Nella celebrazione della Pentecoste Benedetto XVI riafferma il valore dell’unità e dell’universalità della Chiesa: parla tutte le lingue, si inserisce in tutte le culture, ma non si identifica con nessuno Stato o cultura particolare. La Chiesa universale “precede le chiese particolari”. Il fuoco della Spirito brucia, ma non consuma, è diversa dal fuoco “delle guerre e delle bombe”, dai dittatori che “lasciano dietro di sé terra bruciata”. Lo Spirito chiede un cambiamento all’uomo: dalla “logica dell’avere, del possedere” a quella del dono. Ma l’uomo spesso ha paura di perdere se stesso.

Città del Vaticano (AsiaNews)

Il dono della Spirito Santo – che la Chiesa celebra nella festa odierna della Pentecoste - è la realizzazione della preghiera e della promessa di Gesù Cristo: «Sono venuto a gettare fuoco sulla terra, e quanto vorrei che fosse già acceso!» (Lc 12,49).
Il fuoco dello Spirito è diverso dal fuoco “delle guerre e delle bombe”; dai fuochi “accesi dai dittatori di ogni epoca” e “ fa emergere la parte migliore e più vera dell’uomo… la sua vocazione alla verità e all’amore”. Allo stesso tempo lo Spirito crea l’unità e l’universalità della Chiesa. Essa si esprime in ogni lingua, ma “non rimane mai prigioniera di confini politici, razziali e culturali; non si può confondere con gli Stati e neppure con le Federazioni di Stati, perché la sua unità è di genere diverso e aspira ad attraversare tutte le frontiere umane”.
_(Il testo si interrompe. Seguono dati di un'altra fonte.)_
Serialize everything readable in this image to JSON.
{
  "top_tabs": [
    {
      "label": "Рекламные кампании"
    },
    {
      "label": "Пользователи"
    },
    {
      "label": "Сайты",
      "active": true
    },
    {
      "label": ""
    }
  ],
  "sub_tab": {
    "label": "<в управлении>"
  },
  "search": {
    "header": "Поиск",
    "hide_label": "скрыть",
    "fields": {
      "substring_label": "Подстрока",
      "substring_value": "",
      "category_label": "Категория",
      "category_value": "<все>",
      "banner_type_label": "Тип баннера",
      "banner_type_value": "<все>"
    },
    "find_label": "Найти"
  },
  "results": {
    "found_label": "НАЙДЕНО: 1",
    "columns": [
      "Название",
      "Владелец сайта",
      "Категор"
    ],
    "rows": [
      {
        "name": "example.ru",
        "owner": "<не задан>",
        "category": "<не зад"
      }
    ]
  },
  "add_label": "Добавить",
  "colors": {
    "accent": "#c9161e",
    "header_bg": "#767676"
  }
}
Benedetto XVI ha improntato la sua omelia nella celebrazione odierna proprio sul segno del “fuoco”, che genera “il ‘nuovo corso’ dell’opera di Dio iniziato con la risurrezione di Cristo, opera che coinvolge l’uomo, la storia e il cosmo”.
Riferendosi anzitutto al racconto della Pentecoste (Atti 2,1-11), e all’elenco dei popoli che per primi ascoltano nelle loro lingue “le grandi opere di Dio”, il papa mostra ciò che “l’auto-comunicazione di Dio” produce nel mondo: “Là dove ci sono lacerazioni ed estraneità, essa crea unità e comprensione. Si innesca un processo di riunificazione tra le parti della famiglia umana, divise e disperse; le persone, spesso ridotte a individui in competizione o in conflitto tra loro, raggiunte dallo Spirito di Cristo, si aprono all’esperienza della comunione, che può coinvolgerle a tal punto da fare di loro un nuovo organismo, un nuovo soggetto: la Chiesa”.
L’unità – continua il pontefice – è “il biglietto da visita della Chiesa”. E precisa: “La Chiesa universale precede le Chiese particolari, e queste devono sempre conformarsi a quella, secondo un criterio di unità e universalità. La Chiesa non rimane mai prigioniera di confini politici, razziali e culturali; non si può confondere con gli Stati e neppure con le Federazioni di Stati, perché la sua unità è di genere diverso e aspira ad attraversare tutte le frontiere umane”.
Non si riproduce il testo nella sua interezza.